Dès 2004, Ma Chengxiang et ses collègues ont
aidé à construire plus de 200 caves à eau dans l’État
de Jigawa au Nigeria, et ont formé une centaine de chefs de l’exécutif
ainsi que du personnel technique à l’utilisation de l’eau
de pluie. Selon l’accord signé par l’Institut d’utilisation
hydraulique du Gansu et l’État de Jigawa, la Chine va soutenir
la construction de quelque 3 000 caves à eau au Nigeria. «
Au départ, se souvient Ma, les habitants ne comprenaient pas à
quoi servait la cave à eau. Puis ils se sont rendus compte que
la citerne pouvait retenir l’eau et nous ont salué très
sincèrement pour exprimer leur respect.
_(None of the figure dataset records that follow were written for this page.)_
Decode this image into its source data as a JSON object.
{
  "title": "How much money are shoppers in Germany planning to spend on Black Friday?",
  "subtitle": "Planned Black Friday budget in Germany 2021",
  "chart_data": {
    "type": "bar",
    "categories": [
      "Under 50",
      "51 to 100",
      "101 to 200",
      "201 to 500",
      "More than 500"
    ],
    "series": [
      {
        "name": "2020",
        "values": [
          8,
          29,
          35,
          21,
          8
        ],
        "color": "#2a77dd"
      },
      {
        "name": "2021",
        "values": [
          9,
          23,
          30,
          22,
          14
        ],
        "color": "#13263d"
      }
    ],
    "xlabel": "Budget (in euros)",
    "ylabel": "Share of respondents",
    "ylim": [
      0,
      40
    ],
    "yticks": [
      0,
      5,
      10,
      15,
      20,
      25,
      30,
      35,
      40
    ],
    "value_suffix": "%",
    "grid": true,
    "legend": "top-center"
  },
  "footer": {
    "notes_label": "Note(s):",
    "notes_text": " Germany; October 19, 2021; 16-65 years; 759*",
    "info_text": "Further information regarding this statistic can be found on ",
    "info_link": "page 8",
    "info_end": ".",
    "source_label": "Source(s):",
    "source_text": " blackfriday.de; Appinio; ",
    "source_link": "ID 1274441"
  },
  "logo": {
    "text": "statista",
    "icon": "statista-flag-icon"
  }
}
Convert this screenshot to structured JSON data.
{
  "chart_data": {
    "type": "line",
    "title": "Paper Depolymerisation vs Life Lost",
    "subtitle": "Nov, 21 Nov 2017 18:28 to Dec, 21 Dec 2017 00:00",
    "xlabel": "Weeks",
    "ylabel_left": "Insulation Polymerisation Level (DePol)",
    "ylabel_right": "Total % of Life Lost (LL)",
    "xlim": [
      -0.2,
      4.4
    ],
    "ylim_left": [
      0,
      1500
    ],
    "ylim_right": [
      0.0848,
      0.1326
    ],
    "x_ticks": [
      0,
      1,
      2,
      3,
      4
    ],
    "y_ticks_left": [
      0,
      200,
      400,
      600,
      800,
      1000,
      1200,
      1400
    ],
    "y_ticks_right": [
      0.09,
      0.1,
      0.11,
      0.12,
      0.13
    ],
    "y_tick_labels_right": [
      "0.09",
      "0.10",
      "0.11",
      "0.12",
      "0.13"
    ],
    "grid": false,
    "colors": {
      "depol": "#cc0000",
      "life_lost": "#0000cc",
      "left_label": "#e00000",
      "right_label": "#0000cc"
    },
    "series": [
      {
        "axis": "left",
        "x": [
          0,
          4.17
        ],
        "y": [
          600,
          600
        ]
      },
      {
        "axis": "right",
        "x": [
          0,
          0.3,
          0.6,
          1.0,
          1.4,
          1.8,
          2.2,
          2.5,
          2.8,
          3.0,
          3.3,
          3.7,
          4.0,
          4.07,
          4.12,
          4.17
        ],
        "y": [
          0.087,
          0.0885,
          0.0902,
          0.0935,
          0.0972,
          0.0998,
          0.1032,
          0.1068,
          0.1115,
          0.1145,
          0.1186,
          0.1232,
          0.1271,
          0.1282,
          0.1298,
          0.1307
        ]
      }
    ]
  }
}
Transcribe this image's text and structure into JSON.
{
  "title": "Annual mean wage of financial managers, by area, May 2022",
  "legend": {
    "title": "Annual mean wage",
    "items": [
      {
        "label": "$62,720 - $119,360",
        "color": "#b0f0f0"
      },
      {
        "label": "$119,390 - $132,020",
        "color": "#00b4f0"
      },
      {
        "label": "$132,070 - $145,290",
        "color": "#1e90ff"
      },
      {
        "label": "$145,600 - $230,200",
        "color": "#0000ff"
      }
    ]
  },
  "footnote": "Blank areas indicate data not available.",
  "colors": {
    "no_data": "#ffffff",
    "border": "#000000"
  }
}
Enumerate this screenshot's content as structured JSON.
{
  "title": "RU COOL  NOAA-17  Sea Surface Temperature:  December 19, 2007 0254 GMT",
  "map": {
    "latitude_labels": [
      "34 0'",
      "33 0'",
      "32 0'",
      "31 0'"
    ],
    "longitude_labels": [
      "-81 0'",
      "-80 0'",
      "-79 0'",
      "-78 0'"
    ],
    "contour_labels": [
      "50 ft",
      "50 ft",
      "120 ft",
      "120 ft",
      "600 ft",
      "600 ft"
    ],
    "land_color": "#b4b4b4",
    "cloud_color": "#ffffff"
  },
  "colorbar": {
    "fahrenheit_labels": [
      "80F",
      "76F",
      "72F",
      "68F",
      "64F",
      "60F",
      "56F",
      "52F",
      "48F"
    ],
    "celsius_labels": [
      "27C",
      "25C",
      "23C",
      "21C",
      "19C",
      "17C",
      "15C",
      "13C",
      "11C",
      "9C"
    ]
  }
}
Maintenant, certaines familles
nous demandent de les aider à fabriquer leur cave à eau.
»
Ma Chengxiang est retourné visiter le premier foyer
qu’il avait équipé d’une cave, il y a bien longtemps.
Le propriétaire lui a expliqué que les voisins venaient
souvent chercher de l’eau chez lui. Autrefois, il fallait conduire
un âne très loin pour ramener de l’eau. Désormais,
avec la cave, la famille et ses voisins peuvent recueillir l’eau
pendant plus de deux mois durant la saison sèche.